If you have a thirteen year old who is feeling picked on because things aren't going exactly as planned, please take that youngster to see this movie. The only qualification will be the ability to read a few captions unless he or she speaks Kazakh!. This documentary features a 13-year-old girl in Kazakhstan who wants to be the first girl in twelve generations to become a master eagle hunter. There are contests every year and her father has won three times and placed in the top five during the past five years, so when he agrees to teach her, she is working with the best.

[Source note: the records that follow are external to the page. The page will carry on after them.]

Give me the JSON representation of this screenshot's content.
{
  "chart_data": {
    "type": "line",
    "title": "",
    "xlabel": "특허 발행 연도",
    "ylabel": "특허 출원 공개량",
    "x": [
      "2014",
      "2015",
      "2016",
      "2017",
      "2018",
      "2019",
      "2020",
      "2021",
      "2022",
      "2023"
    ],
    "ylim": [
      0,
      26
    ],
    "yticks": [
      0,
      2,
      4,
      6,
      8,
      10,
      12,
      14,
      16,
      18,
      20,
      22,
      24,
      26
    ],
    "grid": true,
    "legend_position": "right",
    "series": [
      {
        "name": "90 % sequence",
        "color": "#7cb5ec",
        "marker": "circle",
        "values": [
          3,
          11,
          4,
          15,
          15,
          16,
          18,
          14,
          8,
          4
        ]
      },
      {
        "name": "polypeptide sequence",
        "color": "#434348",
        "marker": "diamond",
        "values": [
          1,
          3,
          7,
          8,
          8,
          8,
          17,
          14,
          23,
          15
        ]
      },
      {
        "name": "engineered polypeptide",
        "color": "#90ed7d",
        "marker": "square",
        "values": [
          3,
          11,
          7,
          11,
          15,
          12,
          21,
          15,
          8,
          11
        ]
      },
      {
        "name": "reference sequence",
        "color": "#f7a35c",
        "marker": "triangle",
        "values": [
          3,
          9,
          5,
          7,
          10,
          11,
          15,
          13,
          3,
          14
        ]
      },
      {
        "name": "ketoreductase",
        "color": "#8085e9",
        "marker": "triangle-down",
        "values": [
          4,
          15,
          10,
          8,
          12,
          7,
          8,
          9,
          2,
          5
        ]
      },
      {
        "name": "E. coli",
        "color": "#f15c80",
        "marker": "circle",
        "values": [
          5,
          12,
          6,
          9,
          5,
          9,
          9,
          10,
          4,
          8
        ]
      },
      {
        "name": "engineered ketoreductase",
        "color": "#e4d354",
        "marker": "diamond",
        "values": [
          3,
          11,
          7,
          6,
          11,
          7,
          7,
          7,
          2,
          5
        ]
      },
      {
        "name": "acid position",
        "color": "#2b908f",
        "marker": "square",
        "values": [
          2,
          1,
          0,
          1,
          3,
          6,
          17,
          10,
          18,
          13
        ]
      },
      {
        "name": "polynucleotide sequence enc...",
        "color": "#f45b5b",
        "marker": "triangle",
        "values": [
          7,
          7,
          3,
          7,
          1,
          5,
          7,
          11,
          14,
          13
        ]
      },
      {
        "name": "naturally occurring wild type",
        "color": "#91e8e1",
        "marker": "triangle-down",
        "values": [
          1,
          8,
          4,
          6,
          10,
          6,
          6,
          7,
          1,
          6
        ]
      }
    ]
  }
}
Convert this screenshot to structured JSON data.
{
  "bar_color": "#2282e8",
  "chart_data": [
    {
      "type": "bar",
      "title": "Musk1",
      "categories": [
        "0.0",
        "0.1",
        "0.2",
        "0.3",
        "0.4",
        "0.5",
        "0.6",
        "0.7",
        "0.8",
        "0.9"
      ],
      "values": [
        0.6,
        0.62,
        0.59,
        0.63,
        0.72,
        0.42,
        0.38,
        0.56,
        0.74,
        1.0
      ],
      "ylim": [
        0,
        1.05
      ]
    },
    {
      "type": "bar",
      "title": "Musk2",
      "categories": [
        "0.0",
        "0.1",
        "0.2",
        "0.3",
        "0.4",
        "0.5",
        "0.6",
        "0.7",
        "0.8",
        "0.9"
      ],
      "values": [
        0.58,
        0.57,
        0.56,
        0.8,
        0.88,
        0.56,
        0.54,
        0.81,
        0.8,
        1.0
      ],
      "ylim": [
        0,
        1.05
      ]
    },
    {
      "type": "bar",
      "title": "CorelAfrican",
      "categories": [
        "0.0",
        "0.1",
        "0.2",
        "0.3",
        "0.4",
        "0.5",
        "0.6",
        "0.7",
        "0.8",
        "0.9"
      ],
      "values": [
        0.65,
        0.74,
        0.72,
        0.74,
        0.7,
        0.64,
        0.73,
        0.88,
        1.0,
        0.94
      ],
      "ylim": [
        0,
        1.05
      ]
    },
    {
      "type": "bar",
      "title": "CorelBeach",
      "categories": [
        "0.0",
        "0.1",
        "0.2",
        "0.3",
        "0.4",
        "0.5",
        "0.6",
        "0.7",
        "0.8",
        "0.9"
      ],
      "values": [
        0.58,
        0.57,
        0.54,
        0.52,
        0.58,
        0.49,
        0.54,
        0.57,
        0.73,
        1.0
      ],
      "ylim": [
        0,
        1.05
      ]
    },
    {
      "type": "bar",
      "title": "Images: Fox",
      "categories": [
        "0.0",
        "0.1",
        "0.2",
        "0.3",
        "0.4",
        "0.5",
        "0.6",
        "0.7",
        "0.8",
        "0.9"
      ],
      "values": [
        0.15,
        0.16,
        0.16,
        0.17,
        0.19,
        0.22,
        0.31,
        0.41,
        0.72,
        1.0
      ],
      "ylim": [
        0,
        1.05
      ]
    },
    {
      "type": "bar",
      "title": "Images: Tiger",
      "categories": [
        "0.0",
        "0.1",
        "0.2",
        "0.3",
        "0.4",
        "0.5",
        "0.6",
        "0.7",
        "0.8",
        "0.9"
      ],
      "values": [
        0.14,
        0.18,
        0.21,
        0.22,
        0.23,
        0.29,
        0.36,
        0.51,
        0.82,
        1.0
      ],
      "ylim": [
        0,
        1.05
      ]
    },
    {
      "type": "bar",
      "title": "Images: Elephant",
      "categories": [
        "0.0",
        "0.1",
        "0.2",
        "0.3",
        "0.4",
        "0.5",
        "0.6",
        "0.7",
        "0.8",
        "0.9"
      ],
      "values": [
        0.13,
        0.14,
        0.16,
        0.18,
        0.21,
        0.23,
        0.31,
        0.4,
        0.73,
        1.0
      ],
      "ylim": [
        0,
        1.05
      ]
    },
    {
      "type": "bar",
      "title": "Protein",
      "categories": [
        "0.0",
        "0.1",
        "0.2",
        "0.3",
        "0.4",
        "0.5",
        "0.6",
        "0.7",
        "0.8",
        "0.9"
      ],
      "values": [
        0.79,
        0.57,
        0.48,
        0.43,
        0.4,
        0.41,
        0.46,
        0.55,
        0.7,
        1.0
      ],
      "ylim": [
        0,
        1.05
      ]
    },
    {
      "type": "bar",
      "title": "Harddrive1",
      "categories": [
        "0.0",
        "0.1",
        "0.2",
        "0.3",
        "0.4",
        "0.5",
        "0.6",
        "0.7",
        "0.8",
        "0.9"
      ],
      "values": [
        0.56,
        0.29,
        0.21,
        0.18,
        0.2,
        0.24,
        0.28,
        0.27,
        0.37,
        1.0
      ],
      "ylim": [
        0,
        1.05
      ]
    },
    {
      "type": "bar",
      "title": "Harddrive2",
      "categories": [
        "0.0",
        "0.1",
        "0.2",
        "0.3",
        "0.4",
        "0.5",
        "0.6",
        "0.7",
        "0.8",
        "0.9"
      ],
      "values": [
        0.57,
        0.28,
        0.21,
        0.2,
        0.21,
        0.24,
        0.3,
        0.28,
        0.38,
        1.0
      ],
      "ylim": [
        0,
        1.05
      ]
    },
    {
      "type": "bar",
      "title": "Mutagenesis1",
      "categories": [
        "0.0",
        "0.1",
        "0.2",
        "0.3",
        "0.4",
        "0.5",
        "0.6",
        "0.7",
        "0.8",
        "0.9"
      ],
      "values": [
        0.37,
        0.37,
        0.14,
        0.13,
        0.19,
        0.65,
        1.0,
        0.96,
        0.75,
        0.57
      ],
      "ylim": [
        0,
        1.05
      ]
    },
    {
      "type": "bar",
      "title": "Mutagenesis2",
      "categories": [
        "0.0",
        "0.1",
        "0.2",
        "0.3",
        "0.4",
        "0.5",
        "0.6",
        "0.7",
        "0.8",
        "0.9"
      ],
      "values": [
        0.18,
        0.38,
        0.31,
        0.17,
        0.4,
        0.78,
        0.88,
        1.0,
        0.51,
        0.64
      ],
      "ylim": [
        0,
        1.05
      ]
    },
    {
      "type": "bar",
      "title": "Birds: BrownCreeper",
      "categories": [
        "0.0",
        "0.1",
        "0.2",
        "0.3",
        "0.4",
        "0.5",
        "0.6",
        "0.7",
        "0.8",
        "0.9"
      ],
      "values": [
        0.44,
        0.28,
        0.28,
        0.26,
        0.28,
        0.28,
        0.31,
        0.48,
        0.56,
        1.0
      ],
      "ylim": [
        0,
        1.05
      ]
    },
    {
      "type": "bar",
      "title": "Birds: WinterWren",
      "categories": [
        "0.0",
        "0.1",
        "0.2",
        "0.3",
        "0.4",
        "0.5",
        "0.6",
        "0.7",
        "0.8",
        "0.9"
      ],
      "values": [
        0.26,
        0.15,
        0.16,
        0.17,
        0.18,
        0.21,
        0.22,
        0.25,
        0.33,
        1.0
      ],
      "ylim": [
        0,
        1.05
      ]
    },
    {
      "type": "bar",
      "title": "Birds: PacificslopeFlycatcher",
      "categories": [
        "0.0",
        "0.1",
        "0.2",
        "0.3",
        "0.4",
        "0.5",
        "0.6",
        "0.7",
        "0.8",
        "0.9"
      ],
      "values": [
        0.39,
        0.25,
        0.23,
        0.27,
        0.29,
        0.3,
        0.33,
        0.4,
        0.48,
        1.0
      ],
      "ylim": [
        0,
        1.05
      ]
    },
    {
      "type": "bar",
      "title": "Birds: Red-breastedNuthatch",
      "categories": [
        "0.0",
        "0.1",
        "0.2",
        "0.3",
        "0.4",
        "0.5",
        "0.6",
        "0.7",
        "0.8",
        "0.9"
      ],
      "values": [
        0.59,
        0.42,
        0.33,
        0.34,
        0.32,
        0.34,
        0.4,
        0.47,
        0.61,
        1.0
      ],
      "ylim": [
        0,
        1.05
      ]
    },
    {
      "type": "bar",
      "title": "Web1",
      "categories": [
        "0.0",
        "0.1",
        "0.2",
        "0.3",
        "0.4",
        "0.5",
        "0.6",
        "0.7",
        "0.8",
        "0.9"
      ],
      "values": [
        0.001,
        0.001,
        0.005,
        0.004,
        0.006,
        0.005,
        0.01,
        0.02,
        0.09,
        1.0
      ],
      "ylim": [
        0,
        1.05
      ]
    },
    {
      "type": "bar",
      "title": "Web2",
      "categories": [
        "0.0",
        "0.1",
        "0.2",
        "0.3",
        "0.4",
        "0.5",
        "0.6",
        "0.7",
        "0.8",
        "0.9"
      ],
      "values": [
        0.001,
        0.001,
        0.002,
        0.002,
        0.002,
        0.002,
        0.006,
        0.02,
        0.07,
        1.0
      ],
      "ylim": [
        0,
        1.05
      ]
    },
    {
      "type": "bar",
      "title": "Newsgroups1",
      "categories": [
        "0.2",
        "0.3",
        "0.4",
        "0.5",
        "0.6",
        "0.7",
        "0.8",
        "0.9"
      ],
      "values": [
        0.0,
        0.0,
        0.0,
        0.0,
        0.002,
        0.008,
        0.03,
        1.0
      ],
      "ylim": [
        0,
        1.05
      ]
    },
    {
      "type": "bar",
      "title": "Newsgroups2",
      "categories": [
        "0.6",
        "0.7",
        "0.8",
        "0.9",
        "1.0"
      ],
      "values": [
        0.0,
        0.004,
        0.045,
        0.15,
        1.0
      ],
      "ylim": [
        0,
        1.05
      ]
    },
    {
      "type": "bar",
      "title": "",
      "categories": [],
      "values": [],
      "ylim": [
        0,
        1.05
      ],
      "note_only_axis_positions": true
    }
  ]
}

This 87-minute G-rated family film has plenty to recommend it: scenery in a place none of us have visited, a subsistence lifestyle that is new to us (they raise, slaughter and eat their own food), and the accumulated knowledge that goes into being an eagle hunter; are all unknown to me. The first hair-raising episode illustrated the skill and knowledge it takes to CAPTURE an eglet in the first place! I found myself checking the ropes and knots as carefully as her father did. I learned far more than I expected about the eagles, the horses, the lifestyle and the contest.
Director Otto Bell features two women:
You have NEVER seen such breathtaking scenery or have beheld such tough, solitary figures in such a vast, unforgiving landscape. The sturdy little horses (Mongolian ponies) are tough and courageous. It's fun to watch them hold their own amid the jeeps, trucks, and Bactrian (two-humped) camels. WE had to smile at the way the judges held up their numbered cards to vote. It looked like Dancing With the Stars. Then it was a surprise to learn that she STILL doesn't qualify until she and her eagle have proven their skills in a real-life hunt.
There is so much I haven't mentioned. Suffice it to say, this documentary will stay with you for a long time and you'll be the richer for it.